According to ZDNet, as both browsers prepare to launch the 100th version of their desktop browsers, it could create a situation where most websites fail to load on the new versions. That’s all due to an upcoming Y2K-type coding issue.
For younger readers, Y2K was a software problem in the late 1990s. Most computer programs at the time couldn’t properly read four-digit year dates, and the transition to the year 2000 caused some of these programs to work improperly.
This quirk of software development quickly gained traction in conspiracy circles, which proclaimed that the bug would create a global catastrophe. Fortunately, that didn’t happen. While some countries certainly had issues, most began preparing years in advance.
The issue with the 100th version of browsers comes down to something called a “user-agent,” a string of code that tells servers what browser is being used. Most website programs can only read double-digit UAs. Late in the first decade of this century, websites ran into a similar issue when the first double-digit UAs were introduced. That resulted in a lot of sites not loading properly, or at all.

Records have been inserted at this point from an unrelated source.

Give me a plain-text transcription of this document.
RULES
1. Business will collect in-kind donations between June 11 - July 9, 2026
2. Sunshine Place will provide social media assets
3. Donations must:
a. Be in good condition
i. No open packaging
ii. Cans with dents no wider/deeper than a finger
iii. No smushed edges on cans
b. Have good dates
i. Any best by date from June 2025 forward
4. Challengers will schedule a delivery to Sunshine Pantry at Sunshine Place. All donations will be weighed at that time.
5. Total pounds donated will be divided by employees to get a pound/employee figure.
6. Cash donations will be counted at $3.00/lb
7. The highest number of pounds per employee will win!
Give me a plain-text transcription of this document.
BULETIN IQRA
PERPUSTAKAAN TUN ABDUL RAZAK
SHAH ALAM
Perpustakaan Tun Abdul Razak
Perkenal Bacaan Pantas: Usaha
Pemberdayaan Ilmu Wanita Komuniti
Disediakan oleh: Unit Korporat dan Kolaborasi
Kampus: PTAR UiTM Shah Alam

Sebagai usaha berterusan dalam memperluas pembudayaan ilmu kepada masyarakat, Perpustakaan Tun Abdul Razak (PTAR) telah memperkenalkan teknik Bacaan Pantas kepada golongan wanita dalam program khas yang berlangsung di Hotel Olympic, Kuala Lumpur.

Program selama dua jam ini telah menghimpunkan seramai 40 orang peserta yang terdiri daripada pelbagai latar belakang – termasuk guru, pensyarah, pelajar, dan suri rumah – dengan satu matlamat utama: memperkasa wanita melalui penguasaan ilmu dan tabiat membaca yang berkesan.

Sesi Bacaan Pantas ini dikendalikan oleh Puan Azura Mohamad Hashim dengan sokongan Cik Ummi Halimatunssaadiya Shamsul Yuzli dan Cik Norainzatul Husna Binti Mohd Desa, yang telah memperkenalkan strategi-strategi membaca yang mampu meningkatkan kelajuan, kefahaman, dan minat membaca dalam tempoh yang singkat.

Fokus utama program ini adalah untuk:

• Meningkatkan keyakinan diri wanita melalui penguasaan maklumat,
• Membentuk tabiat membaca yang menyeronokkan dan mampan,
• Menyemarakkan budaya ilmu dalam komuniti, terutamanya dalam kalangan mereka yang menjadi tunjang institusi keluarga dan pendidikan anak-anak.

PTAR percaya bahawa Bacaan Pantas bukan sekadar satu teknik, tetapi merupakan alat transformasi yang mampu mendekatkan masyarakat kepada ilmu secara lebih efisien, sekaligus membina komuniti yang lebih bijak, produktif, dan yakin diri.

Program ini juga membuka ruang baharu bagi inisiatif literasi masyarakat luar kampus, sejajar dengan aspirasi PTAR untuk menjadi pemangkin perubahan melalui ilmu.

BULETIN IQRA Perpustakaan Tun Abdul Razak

Google and Firefox are working ahead to make sure most sites don’t encounter any issues. However, there are simply too many websites for Google and Firefox to handle the problem on their own.

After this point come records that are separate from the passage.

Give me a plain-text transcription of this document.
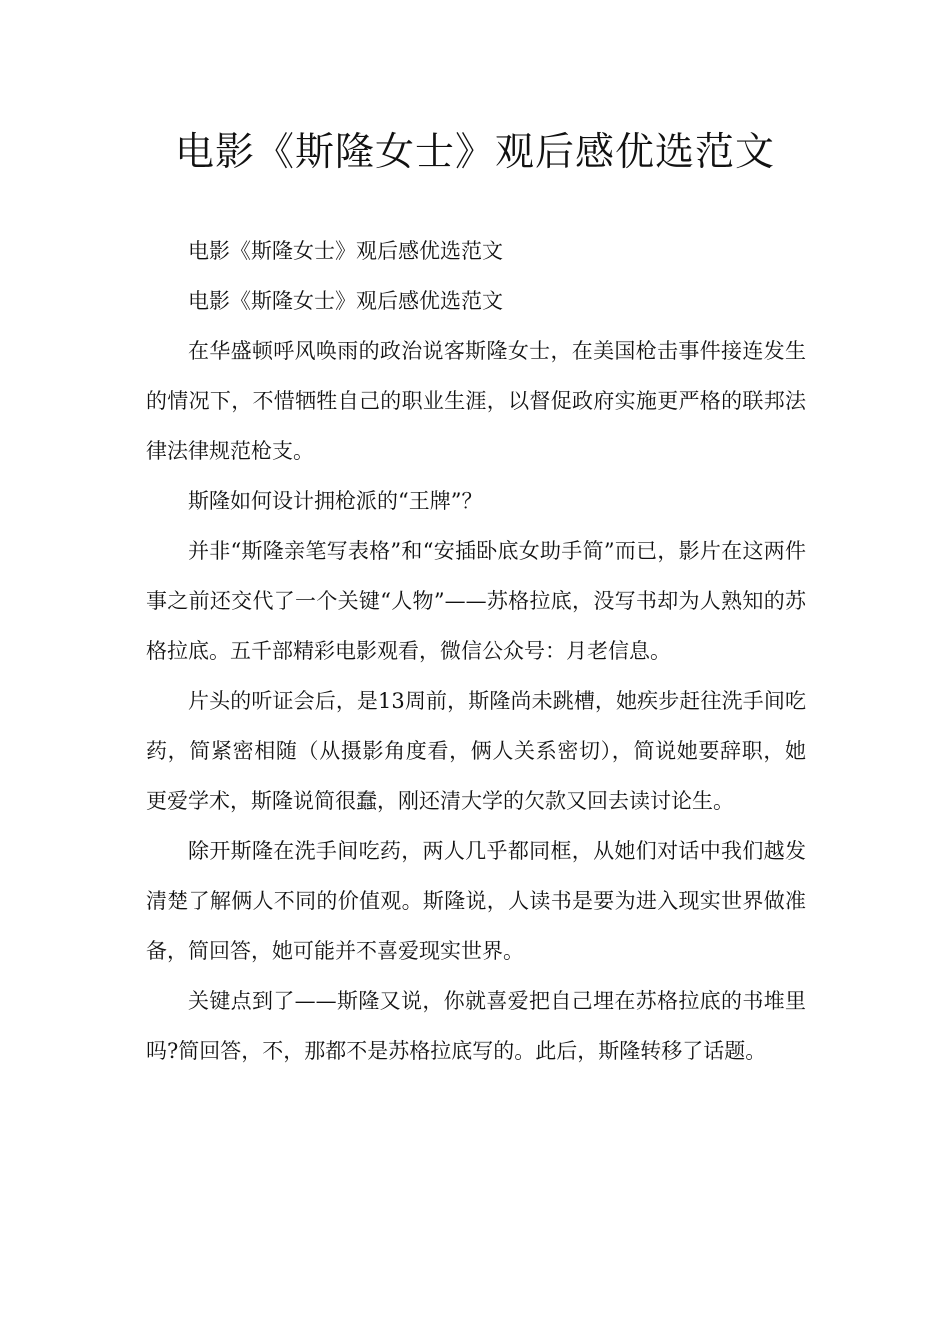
电影《斯隆女士》观后感优选范文

电影《斯隆女士》观后感优选范文

电影《斯隆女士》观后感优选范文

在华盛顿呼风唤雨的政治说客斯隆女士，在美国枪击事件接连发生的情况下，不惜牺牲自己的职业生涯，以督促政府实施更严格的联邦法律法律规范枪支。

斯隆如何设计拥枪派的“王牌”？

并非“斯隆亲笔写表格”和“安插卧底女助手简”而已，影片在这两件事之前还交代了一个关键“人物”——苏格拉底，没写书却为人熟知的苏格拉底。五千部精彩电影观看，微信公众号：月老信息。

片头的听证会后，是13周前，斯隆尚未跳槽，她疾步赶往洗手间吃药，简紧密相随（从摄影角度看，俩人关系密切），简说她要辞职，她更爱学术，斯隆说简很蠢，刚还清大学的欠款又回去读讨论生。

除开斯隆在洗手间吃药，两人几乎都同框，从她们对话中我们越发清楚了解俩人不同的价值观。斯隆说，人读书是要为进入现实世界做准备，简回答，她可能并不喜爱现实世界。

关键点到了——斯隆又说，你就喜爱把自己埋在苏格拉底的书堆里吗?简回答，不，那都不是苏格拉底写的。此后，斯隆转移了话题。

Google is already offering instructions on how to make your site read three-digit UA strings. If you run a website, you may want to put in the legwork now to ensure your site is compatible with the newest version of Chrome.
Firefox and Chrome are the two most popular desktop browsers, and as of now this issue is limited to them. Other browsers are a long ways off from version 100, so they should run fine for the foreseeable future. That includes DuckDuckGo’s upcoming privacy browser.
It shouldn’t be anything world-ending, but being prepared in advance for issues like this will keep your site up and running while others run into problems.